For some ideas on enhancements, you can send various records to AWS S3 via PutS3Object, JSON records to an Apache Iceberg Open Data Lakehouse via PutIceberg or to various other data stores including DynamoDB, Kinesis, SNS, Lambda, SQS, sFTP, Salesforce, Snowflake, Splunk, Apache HBase, Apache Kudu, Apache Hive, Apache Solr, Slack, Discord or Apache Ozone.

Lineage

Output

[ {
"blockType" : "WORD",
"confidence" : 99.926735,
"text" : "the",
"textType" : "PRINTED",
"rowIndex" : null,
"columnIndex" : null,
"rowSpan" : null,
"columnSpan" : null,
"geometry" : {
"boundingBox" : {
"width" : 0.016876873,
"height" : 0.017086018,
"left" : 0.7919099,
"top" : 0.47273117
},
"polygon" : [ {
"x" : 0.7921849,
"y" : 0.47273117
}, {
"x" : 0.80878675,
"y" : 0.47386703
}, {
"x" : 0.8084805,
"y" : 0.4898172
}, {
"x" : 0.7919099,
"y" : 0.4886628
} ]
},
"id" : "c986bae5–69a5–43d3-bb0e-2371fa818c13",
"relationships" : null,
"entityTypes" : null,
"selectionStatus" : null,
"page" : 1,
"query" : null,
"s3url" : "analysis/a057e5a71c7ef2acce9392f690287905a63b584efa8897034875493c825f6f9b/1",
"jobstatus" : "SUCCEEDED",
"s3etag" : "0e0c8a6099497a130c778b1d195c3611",
"s3bucket" : "tspann",
"awstaskid" : "a057e5a71c7ef2acce9392f690287905a63b584efa8897034875493c825f6f9b",
"ts" : "1695823847357",
"filename" : "ingest.jpg",
"uuid" : "a5af820d-a1a0–424c-8085-d64845e99da8",
"s3key" : "ingest.jpg",
"awsrequestid" : "$.awsrequestid",
"pages" : "1",
"awsrequestdate" : "Wed, 27 Sep 2023 14:10:46 GMT"
} ]

Text Extract JSON Result (1 of many records)
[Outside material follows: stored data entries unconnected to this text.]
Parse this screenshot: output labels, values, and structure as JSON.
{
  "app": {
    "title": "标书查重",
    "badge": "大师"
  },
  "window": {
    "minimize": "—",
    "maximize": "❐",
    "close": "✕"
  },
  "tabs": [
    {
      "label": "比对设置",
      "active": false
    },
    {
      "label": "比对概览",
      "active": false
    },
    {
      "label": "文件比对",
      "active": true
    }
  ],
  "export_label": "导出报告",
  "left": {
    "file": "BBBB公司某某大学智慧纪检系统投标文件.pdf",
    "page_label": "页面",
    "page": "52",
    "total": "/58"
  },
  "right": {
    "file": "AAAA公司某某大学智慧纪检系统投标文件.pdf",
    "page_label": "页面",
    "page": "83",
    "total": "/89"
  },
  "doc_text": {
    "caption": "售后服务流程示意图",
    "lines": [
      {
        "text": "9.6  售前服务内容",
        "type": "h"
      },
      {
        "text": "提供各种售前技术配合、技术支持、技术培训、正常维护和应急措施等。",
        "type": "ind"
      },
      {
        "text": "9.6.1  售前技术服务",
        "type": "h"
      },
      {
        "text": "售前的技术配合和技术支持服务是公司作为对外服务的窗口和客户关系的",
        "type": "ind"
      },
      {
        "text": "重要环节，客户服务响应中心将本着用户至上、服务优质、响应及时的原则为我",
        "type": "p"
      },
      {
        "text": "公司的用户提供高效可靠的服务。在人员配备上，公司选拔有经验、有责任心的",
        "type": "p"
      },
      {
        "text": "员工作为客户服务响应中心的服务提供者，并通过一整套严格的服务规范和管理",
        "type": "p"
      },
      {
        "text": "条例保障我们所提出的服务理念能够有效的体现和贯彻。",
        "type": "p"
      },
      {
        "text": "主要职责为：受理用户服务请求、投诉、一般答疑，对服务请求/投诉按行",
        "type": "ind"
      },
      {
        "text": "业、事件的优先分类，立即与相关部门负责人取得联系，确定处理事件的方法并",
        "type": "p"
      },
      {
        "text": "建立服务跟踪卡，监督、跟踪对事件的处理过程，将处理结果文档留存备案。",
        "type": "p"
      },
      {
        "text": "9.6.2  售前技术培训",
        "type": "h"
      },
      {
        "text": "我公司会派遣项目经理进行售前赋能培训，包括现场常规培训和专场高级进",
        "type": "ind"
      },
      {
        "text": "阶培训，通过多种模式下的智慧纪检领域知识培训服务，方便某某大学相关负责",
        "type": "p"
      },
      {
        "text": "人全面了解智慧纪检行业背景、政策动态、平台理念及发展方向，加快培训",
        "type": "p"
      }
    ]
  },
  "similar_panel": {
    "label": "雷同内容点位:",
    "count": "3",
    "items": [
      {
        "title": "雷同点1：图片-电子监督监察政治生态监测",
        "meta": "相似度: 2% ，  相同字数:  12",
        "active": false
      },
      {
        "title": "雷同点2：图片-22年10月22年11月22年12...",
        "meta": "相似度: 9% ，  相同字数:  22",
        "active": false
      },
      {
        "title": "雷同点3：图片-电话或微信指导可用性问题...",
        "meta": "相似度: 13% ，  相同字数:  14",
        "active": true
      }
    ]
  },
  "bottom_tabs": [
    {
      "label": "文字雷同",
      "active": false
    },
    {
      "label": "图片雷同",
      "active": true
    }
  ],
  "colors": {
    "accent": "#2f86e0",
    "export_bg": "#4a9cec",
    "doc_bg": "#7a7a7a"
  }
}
{"blockType":"WORD","confidence":99.89907,"text":"their","textType":"PRINTED","rowIndex":null,"columnIndex":null,"rowSpan":null,"columnSpan":null,"geometry":{"boundingBox":{"width":0.023984551,"height":0.01710292,"left":0.86240387,"top":0.70826226},"polygon":[{"x":0.86279845,"y":0.70826226},{"x":0.8863884,"y":0.7102997},{"x":0.8859504,"y":0.7253652},{"x":0.86240387,"y":0.723304}]},"id":"0a3717fb-8d7f-43fa-9c31–6c36de042f29","relationships":null,"entityTypes":null,"selectionStatus":null,"page":1,"query":null,"s3url":"analysis/a057e5a71c7ef2acce9392f690287905a63b584efa8897034875493c825f6f9b/1","jobstatus":"SUCCEEDED","s3etag":"0e0c8a6099497a130c778b1d195c3611","s3bucket":"tspann","awstaskid":"a057e5a71c7ef2acce9392f690287905a63b584efa8897034875493c825f6f9b","ts":"1695823847365","filename":"ingest.jpg","uuid":"df63d855-dda2–4c43–8a60-b0fd1a4daec7","s3key":"ingest.jpg","awsrequestid":"$.awsrequestid","pages":"1","awsrequestdate":"Wed, 27 Sep 2023 14:10:46 GMT"}

Apache Kafka Records in Cloudera Streams Messaging Manager (SMM)

Conclusion

By combining Apache NiFi’s data integration capabilities with Amazon Textract service, you can create powerful machine learning pipelines that analyze text documents and provide you results.